EDIT: A short addendum...
I have made a further test, and compared the testSeparate
and testInlined
method concerning the actual machine code that is generated by the JIT.
I modified the main
method a bit, to prevent unrealistic over-optimizations or other shortcuts that the JIT might take, but the actual methods have been left unmodified.
And as expected: When calling the methods a few thousand times with a hotspot disassembly JVM and -XX:+UnlockDiagnosticVMOptions -XX:+LogCompilation -XX:+PrintAssembly
, then the actual machine code of both methods is identical.
So once more, the JIT does its job pretty well, and the programmer can focus on writing readable code (whatever that means).
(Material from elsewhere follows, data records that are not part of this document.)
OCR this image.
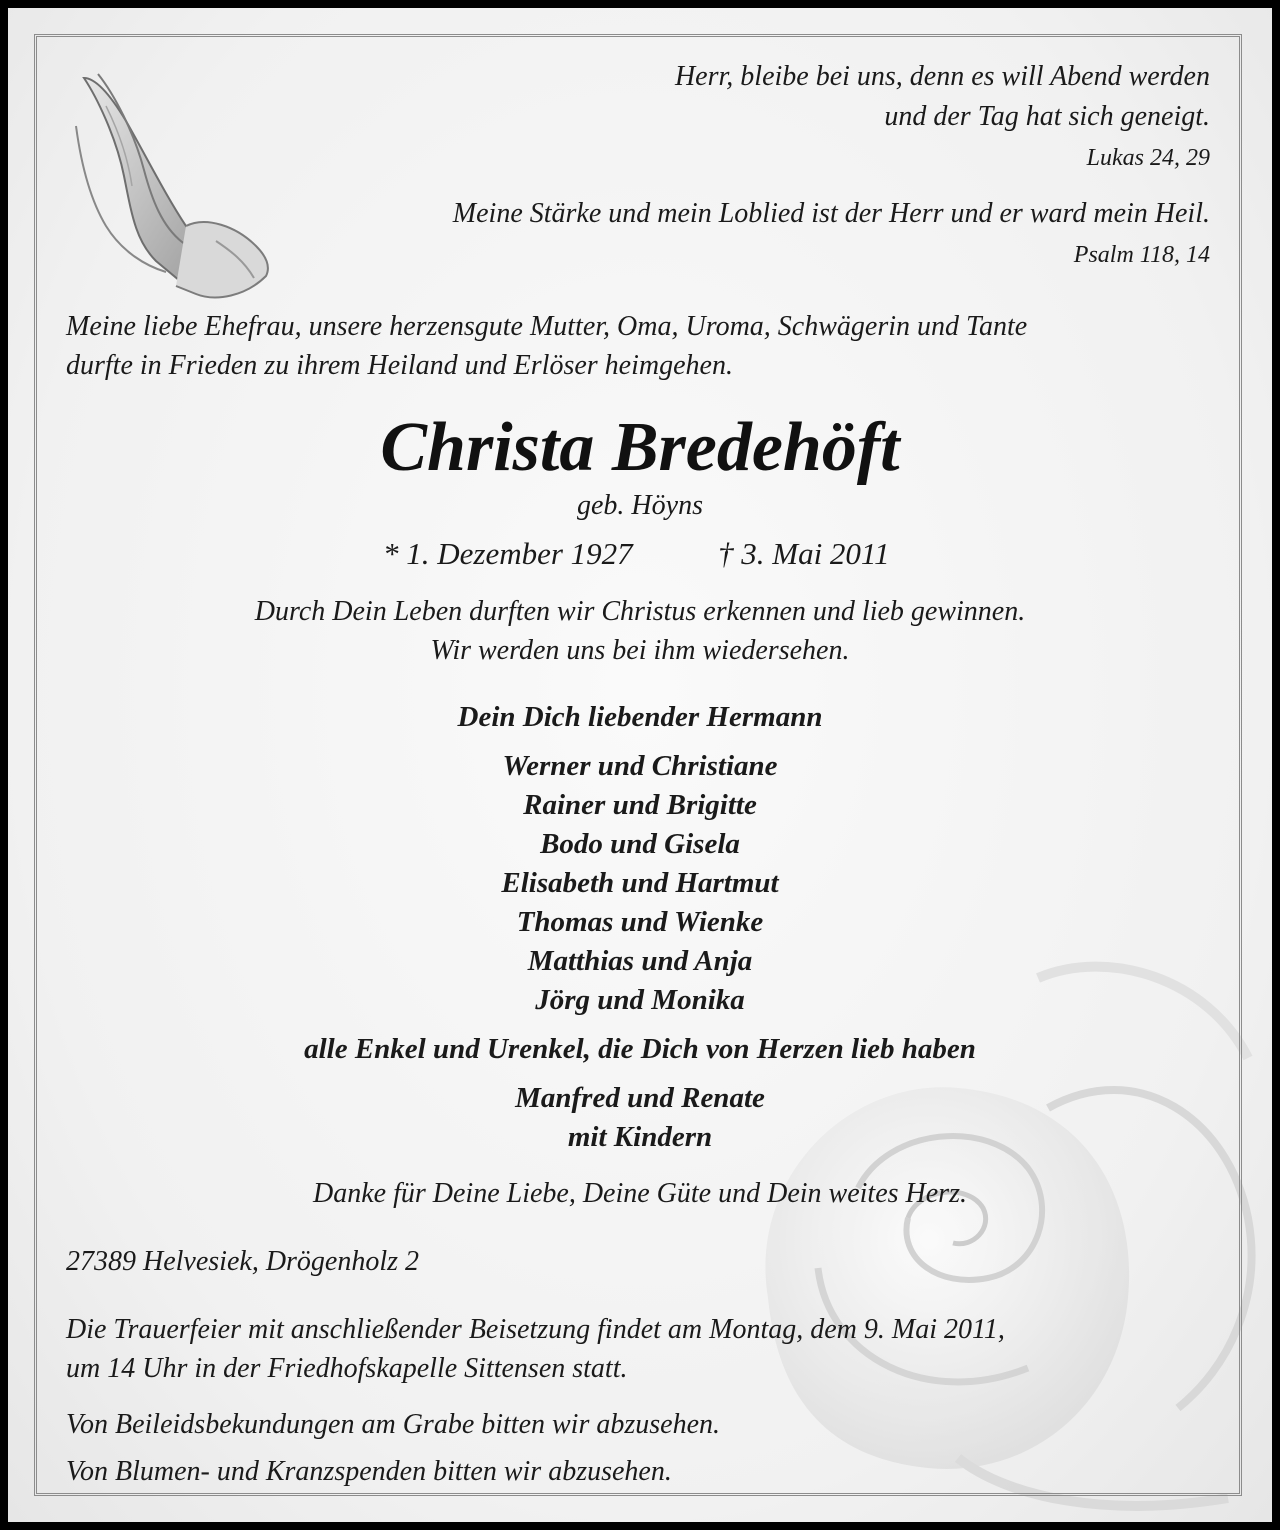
Herr, bleibe bei uns, denn es will Abend werden
und der Tag hat sich geneigt.
Lukas 24, 29
Meine Stärke und mein Loblied ist der Herr und er ward mein Heil.
Psalm 118, 14
Meine liebe Ehefrau, unsere herzensgute Mutter, Oma, Uroma, Schwägerin und Tante
durfte in Frieden zu ihrem Heiland und Erlöser heimgehen.
Christa Bredehöft
geb. Höyns
* 1. Dezember 1927	† 3. Mai 2011
Durch Dein Leben durften wir Christus erkennen und lieb gewinnen.
Wir werden uns bei ihm wiedersehen.
Dein Dich liebender Hermann
Werner und Christiane
Rainer und Brigitte
Bodo und Gisela
Elisabeth und Hartmut
Thomas und Wienke
Matthias und Anja
Jörg und Monika
alle Enkel und Urenkel, die Dich von Herzen lieb haben
Manfred und Renate
mit Kindern
Danke für Deine Liebe, Deine Güte und Dein weites Herz.
27389 Helvesiek, Drögenholz 2
Die Trauerfeier mit anschließender Beisetzung findet am Montag, dem 9. Mai 2011,
um 14 Uhr in der Friedhofskapelle Sittensen statt.
Von Beileidsbekundungen am Grabe bitten wir abzusehen.
Von Blumen- und Kranzspenden bitten wir abzusehen.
... and and a minor correction/clarification:
I did not test the third method, testRepeated
, because it is not equivalent to the other methods (and thus, it can not result in the same machine code). This is, by the way, another small advantage of the strategy of storing fields in local variables: It offers a (very limited, but sometimes handy) form of "thread safety": It is made sure that the length of an array (like the tab
array in the getNode
method of HashMap
) can not change while the method is being executed.